Thursday, February 6, 2020

Q&A with Peter Wothers

Peter Wothers is the author of the new book Antimony, Gold, and Jupiter's Wolf: How the Elements Were Named. He is a teaching fellow in the Department of Chemistry, University of Cambridge, and a fellow and director of studies at St. Catharine's College.

Q: How did you come up with the idea for this book, and over how long a period did you work on it?

A: I have been fascinated with the early history of chemistry for many years, ever since I bought my first 19th century chemistry book as a teenager.  

I became more and more interested in the beginnings of modern chemistry centred around the late 18th century which saw the introduction of our modern nomenclature.  The book gradually grew out a lecture I first gave back in the ‘90s!

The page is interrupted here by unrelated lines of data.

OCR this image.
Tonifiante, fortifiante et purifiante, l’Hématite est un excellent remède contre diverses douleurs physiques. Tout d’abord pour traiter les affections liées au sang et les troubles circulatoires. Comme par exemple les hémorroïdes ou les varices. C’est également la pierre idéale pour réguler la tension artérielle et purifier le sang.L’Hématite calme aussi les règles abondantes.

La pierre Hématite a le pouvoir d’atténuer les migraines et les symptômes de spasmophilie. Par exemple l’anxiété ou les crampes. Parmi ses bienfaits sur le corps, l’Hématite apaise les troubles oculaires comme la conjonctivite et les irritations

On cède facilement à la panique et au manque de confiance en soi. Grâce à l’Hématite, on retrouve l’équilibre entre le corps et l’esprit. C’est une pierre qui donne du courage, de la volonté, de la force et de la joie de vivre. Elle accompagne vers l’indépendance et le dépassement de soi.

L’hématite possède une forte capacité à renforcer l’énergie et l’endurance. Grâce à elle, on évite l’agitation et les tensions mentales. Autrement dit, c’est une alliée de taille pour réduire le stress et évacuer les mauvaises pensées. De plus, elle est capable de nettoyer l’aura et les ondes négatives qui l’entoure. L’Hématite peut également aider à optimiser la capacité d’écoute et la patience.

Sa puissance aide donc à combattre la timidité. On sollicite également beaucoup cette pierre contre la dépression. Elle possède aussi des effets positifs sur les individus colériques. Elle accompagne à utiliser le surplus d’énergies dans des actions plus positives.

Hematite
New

Q: How did you conduct your research for the book, and did you learn anything that especially surprised you?

A: Over the decades, my book collection grew to now over 1,000 rare early texts and these provide much of the material/stories that feature in the book.  
I was especially keen to quote the original sources so we could hear from the people involved in their own words, as far as possible.

Many years ago, when I was talking with my cousin about some of the ideas for the book, we suddenly realised that the two names oxygen and hydrogen would actually be more appropriate if they were swapped around. This became the idea of the chapter “H two O to O two H”.  

On further research, I was really surprised that it was suggested by in the 1780s that the word “hydrogen” would be more appropriate for the element we now call oxygen since most of the mass of a molecule of water is due to the single atom of oxygen.

Q: Of all the stories involving the elements' names, are there one or two that you found particularly fascinating?

A: I have always enjoyed the story of phosphorus — literally "the light carrier.”

What is interesting is how the element was discovered and was initially taken to be another, far more effective, example of a substance that emitted light. Unlike the other examples known at the time which needed to be “charged up” with light before they would re-emit light, this substance glowed all by itself.

Q: The book also includes illustrations--how were those selected?

A: Almost all of the images were taken from woodcuts or engravings from books in my own collection. They were images that I thought really enhanced the point I was making. Some of them are pretty odd-looking on first glance and seemingly have very little to do with chemistry!

Q: What are you working on now?

A: Whilst gradually accumulating material for my next project, at the moment I have to focus on the day job — lecturing modern chemistry to our students!